第2話 君はチェスには向いていない(中編)

「はいチェック」

「はい、チェックメイト」

「はい、千佳の負け」


 伊織は相変わらず性格の悪いヤツで、千佳は一度も彼に勝てなくて、木原も一向に強くならなくて。


 チェス同好会は毎日活動した。晴れの日も雨の日も。テストの前以外、教室の隅っこで。授業が終わって日が暮れるまで。テスト前には一緒に勉強し、休みの日にはマオちゃんも誘って、四人でいろんなところへ遊びに行った。海、花火、買いもの、映画、夏祭り。


『湯島』ではなく『千佳』が定着して、木原もいつの間にか『テンちゃん』と呼ぶようになって。賭けには勝っていないのに、それでも千佳は伊織を『出原』とは呼ばなくなっていた。内心で彼を『ウンコ』と罵ることも、気づいたらなくなっていた。


 春が夏になって秋になって冬になって、一年過ぎて二年生になって。秋の文化祭では、千佳は伊織とともに実行委員に手を挙げた。委員会なんて、自分から引き受けたことは一度もなかったのに。上手くいかないこと、責められたこと、泣いたこと。辛かったことは、たくさんある。それでも一生懸命がんばって、人見知りも引っ込み思案も少しずつ治っていった。他のクラスの子とも、先輩たちともいっぱい話した。千佳は笑った。笑って怒って、たまには泣いた。引きこもっていたことがウソみたいに、世界は色にあふれていた。


 春には新入生を歓迎し、結局誰も入って来なくって『部』には昇格できず『同好会』のままで、梅雨の日は雨が上がるまで、教室の隅っこでチェス盤に向き合った。夏は学校の水道でホースで水を掛け合い、夕立が上がるまでまたチェス盤の上で語らった。


 秋には体育祭、冬には雪合戦。駒が動く。同好会の活動場所は、教室の隅だったり図書室だったり千佳の家だったりもした。木原の家のこたつで、みかんを剥きながら駒を動かしたこともあった。

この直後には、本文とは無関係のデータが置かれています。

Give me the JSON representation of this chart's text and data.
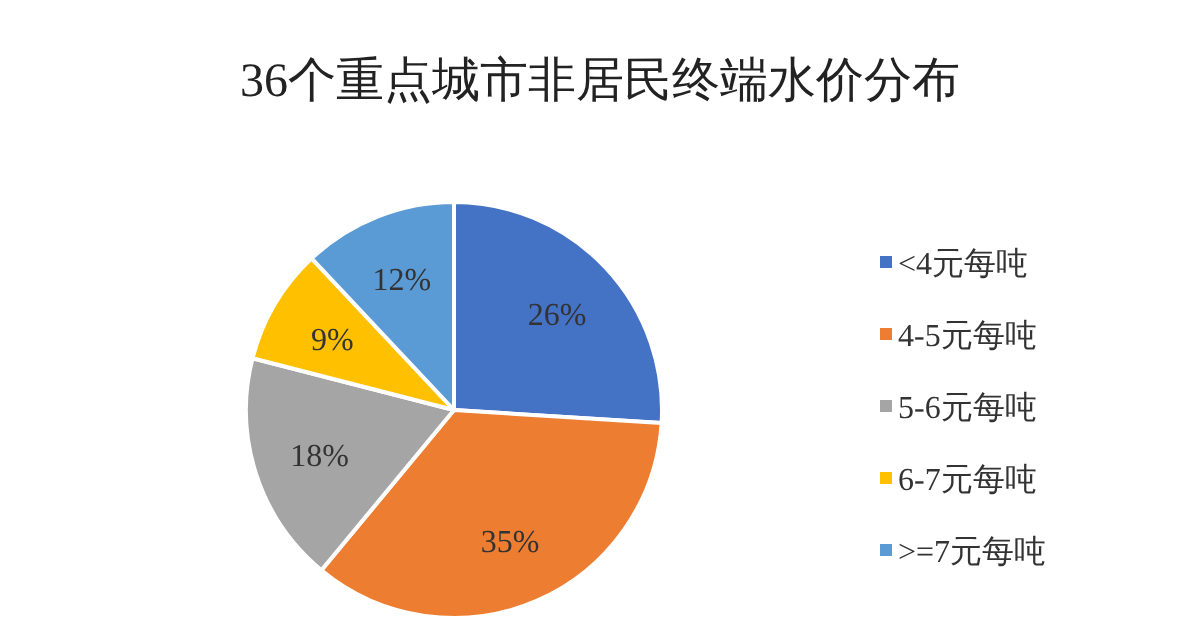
{
  "chart_data": {
    "type": "pie",
    "title": "36个重点城市非居民终端水价分布",
    "categories": [
      "<4元每吨",
      "4-5元每吨",
      "5-6元每吨",
      "6-7元每吨",
      ">=7元每吨"
    ],
    "values": [
      26,
      35,
      18,
      9,
      12
    ],
    "colors": [
      "#4472c4",
      "#ed7d31",
      "#a5a5a5",
      "#ffc000",
      "#5b9bd5"
    ],
    "value_labels": [
      "26%",
      "35%",
      "18%",
      "9%",
      "12%"
    ],
    "legend": "right"
  }
}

 千佳はマオちゃんと一緒に、生まれてはじめてチョコを作った。そして生まれてはじめて、それを男の子にあげた。


 木原にももちろんあげたのだけど、それが義理だということを、彼自身、ちゃんと分かっている。いざ本命を渡しに行く千佳の背中を、木原は笑って送り出してくれた。


 伊織の家の近所の公園で、千佳は伊織にチョコをあげた。


「ウンコじゃないよ」

「まだそんなこと言っているのか」


 千佳は笑って、伊織も笑った。


「一緒に食べよう」

「え、わたしはいいよ」

「いいから」


 伊織は千佳の手を引いて、ベンチに座らせた。冬の日が暮れるのは早い。良い子の音楽が鳴った後の公園はがらんとしていて、敷地を覆う並木が深い森みたいに見える。

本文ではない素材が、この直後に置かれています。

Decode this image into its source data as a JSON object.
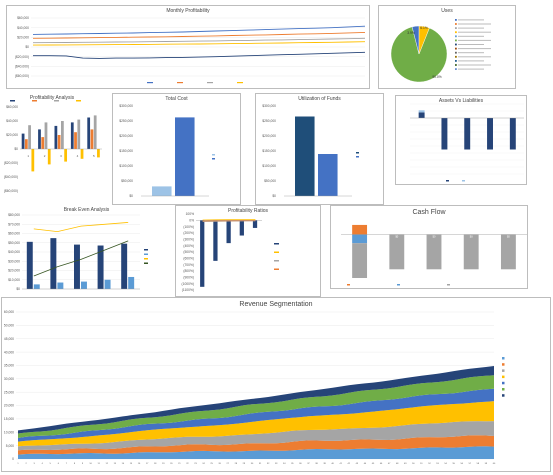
{
  "colors": {
    "blue": "#4472c4",
    "orange": "#ed7d31",
    "gray": "#a5a5a5",
    "yellow": "#ffc000",
    "lightblue": "#5b9bd5",
    "green": "#70ad47",
    "navy": "#264478",
    "dark": "#1f4e79",
    "paleblue": "#9dc3e6",
    "darkgreen": "#375623"
  },
  "chart_data": [
    {
      "id": "monthly_profitability",
      "type": "line",
      "title": "Monthly Profitability",
      "y_ticks": [
        "$60,000",
        "$40,000",
        "$20,000",
        "$0",
        "($20,000)",
        "($40,000)",
        "($60,000)"
      ],
      "ylim": [
        -60000,
        60000
      ],
      "series": [
        {
          "name": "Revenue",
          "color": "#4472c4",
          "values": [
            26000,
            26500,
            27000,
            27500,
            28000,
            28500,
            29000,
            29800,
            30500,
            31000,
            32000,
            33000,
            34000,
            35000,
            36000,
            37000,
            38000,
            39000,
            40000,
            41500,
            43000
          ]
        },
        {
          "name": "Gross Profit",
          "color": "#ed7d31",
          "values": [
            18000,
            18300,
            18700,
            19000,
            19400,
            19800,
            20200,
            20700,
            21200,
            21700,
            22300,
            23000,
            23700,
            24400,
            25100,
            25800,
            26600,
            27400,
            28200,
            29200,
            30200
          ]
        },
        {
          "name": "Operating Profit",
          "color": "#a5a5a5",
          "values": [
            9000,
            9200,
            9400,
            9700,
            10000,
            10300,
            10600,
            11000,
            11400,
            11800,
            12200,
            12700,
            13200,
            13700,
            14200,
            14700,
            15300,
            15900,
            16500,
            17200,
            18000
          ]
        },
        {
          "name": "Profit",
          "color": "#ffc000",
          "values": [
            4000,
            4100,
            4300,
            4500,
            4700,
            4900,
            5100,
            5400,
            5700,
            6000,
            6300,
            6700,
            7100,
            7500,
            7900,
            8300,
            8800,
            9300,
            9800,
            10400,
            11000
          ]
        },
        {
          "name": "",
          "color": "#264478",
          "values": [
            -18000,
            -18000,
            -18500,
            -23000,
            -23500,
            -23000,
            -23000,
            -22500,
            -22000,
            -21500,
            -21000,
            -20000,
            -19000,
            -18000,
            -17000,
            -16000,
            -15000,
            -14000,
            -13000,
            -12000,
            -11000
          ]
        }
      ]
    },
    {
      "id": "uses",
      "type": "pie",
      "title": "Uses",
      "slices": [
        {
          "label": "",
          "value": 90,
          "color": "#70ad47"
        },
        {
          "label": "",
          "value": 4,
          "color": "#4472c4"
        },
        {
          "label": "",
          "value": 6,
          "color": "#ffc000"
        }
      ],
      "data_labels": [
        "3.9%",
        "6.1%",
        "90.0%"
      ]
    },
    {
      "id": "profitability_analysis",
      "type": "bar",
      "title": "Profitability Analysis",
      "categories": [
        "1",
        "2",
        "3",
        "4",
        "5"
      ],
      "ylim": [
        -60000,
        60000
      ],
      "y_ticks": [
        "$60,000",
        "$40,000",
        "$20,000",
        "$0",
        "($20,000)",
        "($40,000)",
        "($60,000)"
      ],
      "series": [
        {
          "name": "",
          "color": "#264478",
          "values": [
            22000,
            28000,
            33000,
            38000,
            45000
          ]
        },
        {
          "name": "",
          "color": "#ed7d31",
          "values": [
            14000,
            17000,
            20000,
            24000,
            28000
          ]
        },
        {
          "name": "",
          "color": "#a5a5a5",
          "values": [
            34000,
            38000,
            40000,
            42000,
            48000
          ]
        },
        {
          "name": "",
          "color": "#ffc000",
          "values": [
            -32000,
            -22000,
            -18000,
            -14000,
            -12000
          ]
        }
      ]
    },
    {
      "id": "total_cost",
      "type": "bar",
      "title": "Total Cost",
      "categories": [
        ""
      ],
      "ylim": [
        0,
        300000
      ],
      "y_ticks": [
        "$300,000",
        "$250,000",
        "$200,000",
        "$150,000",
        "$100,000",
        "$50,000",
        "$0"
      ],
      "series": [
        {
          "name": "",
          "color": "#9dc3e6",
          "values": [
            32000
          ]
        },
        {
          "name": "",
          "color": "#4472c4",
          "values": [
            262000
          ]
        }
      ]
    },
    {
      "id": "utilization_of_funds",
      "type": "bar",
      "title": "Utilization of Funds",
      "categories": [
        ""
      ],
      "ylim": [
        0,
        300000
      ],
      "y_ticks": [
        "$300,000",
        "$250,000",
        "$200,000",
        "$150,000",
        "$100,000",
        "$50,000",
        "$0"
      ],
      "series": [
        {
          "name": "",
          "color": "#1f4e79",
          "values": [
            265000
          ]
        },
        {
          "name": "",
          "color": "#4472c4",
          "values": [
            140000
          ]
        }
      ]
    },
    {
      "id": "assets_vs_liabilities",
      "type": "bar",
      "title": "Assets Vs Liabilities",
      "categories": [
        "1",
        "2",
        "3",
        "4",
        "5"
      ],
      "ylim": [
        -80,
        20
      ],
      "series": [
        {
          "name": "",
          "color": "#264478",
          "values": [
            8,
            -45,
            -45,
            -45,
            -45
          ]
        },
        {
          "name": "",
          "color": "#9dc3e6",
          "values": [
            3,
            0,
            0,
            0,
            0
          ]
        }
      ]
    },
    {
      "id": "break_even_analysis",
      "type": "bar",
      "title": "Break Even Analysis",
      "categories": [
        "1",
        "2",
        "3",
        "4",
        "5"
      ],
      "ylim": [
        0,
        80000
      ],
      "y_ticks": [
        "$80,000",
        "$70,000",
        "$60,000",
        "$50,000",
        "$40,000",
        "$30,000",
        "$20,000",
        "$10,000",
        "$0"
      ],
      "series": [
        {
          "name": "",
          "color": "#264478",
          "values": [
            51000,
            55000,
            48000,
            47000,
            49000
          ]
        },
        {
          "name": "",
          "color": "#5b9bd5",
          "values": [
            5000,
            7000,
            8000,
            10000,
            13000
          ]
        },
        {
          "name": "",
          "color": "#ffc000",
          "type": "line",
          "values": [
            65000,
            62000,
            68000,
            70000,
            72000
          ]
        },
        {
          "name": "",
          "color": "#375623",
          "type": "line",
          "values": [
            14000,
            24000,
            32000,
            42000,
            52000
          ]
        }
      ]
    },
    {
      "id": "profitability_ratios",
      "type": "bar",
      "title": "Profitability Ratios",
      "categories": [
        "1",
        "2",
        "3",
        "4",
        "5"
      ],
      "ylim": [
        -1100,
        100
      ],
      "y_ticks": [
        "100%",
        "0%",
        "(100%)",
        "(200%)",
        "(300%)",
        "(400%)",
        "(500%)",
        "(600%)",
        "(700%)",
        "(800%)",
        "(900%)",
        "(1000%)",
        "(1100%)"
      ],
      "series": [
        {
          "name": "",
          "color": "#264478",
          "values": [
            -1050,
            -640,
            -360,
            -240,
            -120
          ]
        },
        {
          "name": "",
          "color": "#ffc000",
          "type": "line",
          "values": [
            5,
            8,
            10,
            12,
            14
          ]
        },
        {
          "name": "",
          "color": "#a5a5a5",
          "type": "line",
          "values": [
            -20,
            -15,
            -12,
            -10,
            -8
          ]
        },
        {
          "name": "",
          "color": "#ed7d31",
          "type": "line",
          "values": [
            -10,
            -8,
            -7,
            -6,
            -5
          ]
        }
      ]
    },
    {
      "id": "cash_flow",
      "type": "bar",
      "title": "Cash Flow",
      "categories": [
        "1",
        "2",
        "3",
        "4",
        "5"
      ],
      "ylim": [
        -150000,
        50000
      ],
      "series": [
        {
          "name": "",
          "color": "#ed7d31",
          "values": [
            33000,
            0,
            0,
            0,
            0
          ]
        },
        {
          "name": "",
          "color": "#5b9bd5",
          "values": [
            -30000,
            0,
            0,
            0,
            0
          ]
        },
        {
          "name": "",
          "color": "#a5a5a5",
          "values": [
            -120000,
            -120000,
            -120000,
            -120000,
            -120000
          ]
        }
      ],
      "data_labels": [
        "$0",
        "$0",
        "$0",
        "$0",
        "$0"
      ]
    },
    {
      "id": "revenue_segmentation",
      "type": "area",
      "title": "Revenue Segmentation",
      "ylim": [
        0,
        60000
      ],
      "y_ticks": [
        "60,000",
        "50,000",
        "45,000",
        "40,000",
        "35,000",
        "30,000",
        "25,000",
        "20,000",
        "15,000",
        "10,000",
        "5,000",
        "0"
      ],
      "x_count": 60,
      "series": [
        {
          "name": "",
          "color": "#5b9bd5",
          "start": 1800,
          "end": 5000
        },
        {
          "name": "",
          "color": "#ed7d31",
          "start": 1500,
          "end": 4600
        },
        {
          "name": "",
          "color": "#a5a5a5",
          "start": 1600,
          "end": 6200
        },
        {
          "name": "",
          "color": "#ffc000",
          "start": 2000,
          "end": 8000
        },
        {
          "name": "",
          "color": "#4472c4",
          "start": 1500,
          "end": 5000
        },
        {
          "name": "",
          "color": "#70ad47",
          "start": 1800,
          "end": 5600
        },
        {
          "name": "",
          "color": "#264478",
          "start": 1400,
          "end": 3600
        }
      ]
    }
  ]
}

 伊織の長い指が、リボンをほどき、包装紙を剥がしはじめる。一時間かかった包装が、みるみるうちに開かれていく。


 彼の手によって剥がされていくチョコの箱が、心を開かれた自分の姿に重なって、


「わあ、すごい」


 伊織の横顔が、かがやいた。


「これ、千佳が作ったの?」

「……うん。マオちゃんにも、お母さんにも、手伝ってもらったけど」


 ただチョコを湯煎して、ハートの形に入れたものに、アラザンだのカラースプレーだのを散らしただけのチョコ。


「ありがとう、嬉しい」


 伊織はモテる。きっと先輩からも後輩からも、クラスメイトからも、いっぱいチョコをもらっているはずなのだ。事実、荷物の少ない彼のカバンは、いつもよりも膨らんでいる。

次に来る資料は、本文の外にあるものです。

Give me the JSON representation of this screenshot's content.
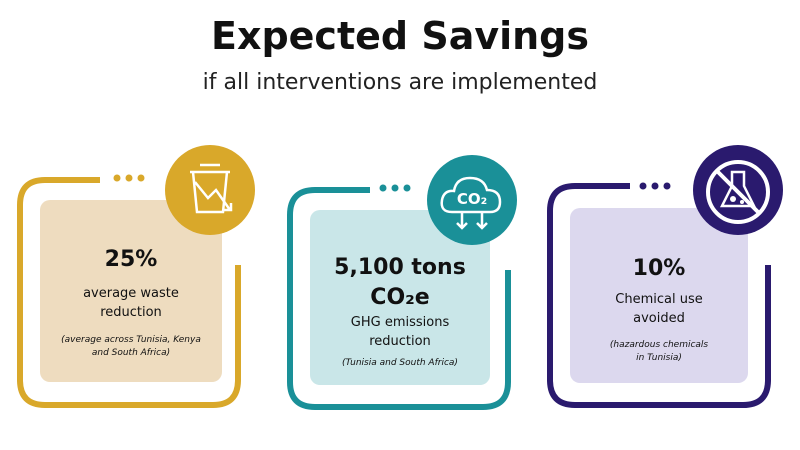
{
  "header": {
    "title": "Expected Savings",
    "subtitle": "if all interventions are implemented"
  },
  "cards": [
    {
      "value": "25%",
      "label": "average waste reduction",
      "note": "(average across Tunisia, Kenya and South Africa)"
    },
    {
      "icon_label": "CO₂",
      "value": "5,100 tons CO₂e",
      "label": "GHG emissions reduction",
      "note": "(Tunisia and South Africa)"
    },
    {
      "value": "10%",
      "label": "Chemical use avoided",
      "note": "(hazardous chemicals in Tunisia)"
    }
  ]
}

 意地が悪くなきゃ、性格が悪くなきゃ、チェスは強くなれないんだ、と彼は言った。


 でもこの笑顔を見ていると、ほんとうにそうなのかと疑問に思う。

 千佳は携帯用のチェス盤を取り出した。風が吹き、真冬の空気が寒さの底を打つ。


「ねえ、伊織くん。賭けをしよう」

「……ここで?」

「うん。伊織くんが勝ったら、わたしの初恋の話、してあげる」


 初恋の話。


「じゃあ、千佳が勝ったら?」

「ココアおごって」


 千佳は笑って、すぐ近くの自販機を指さした。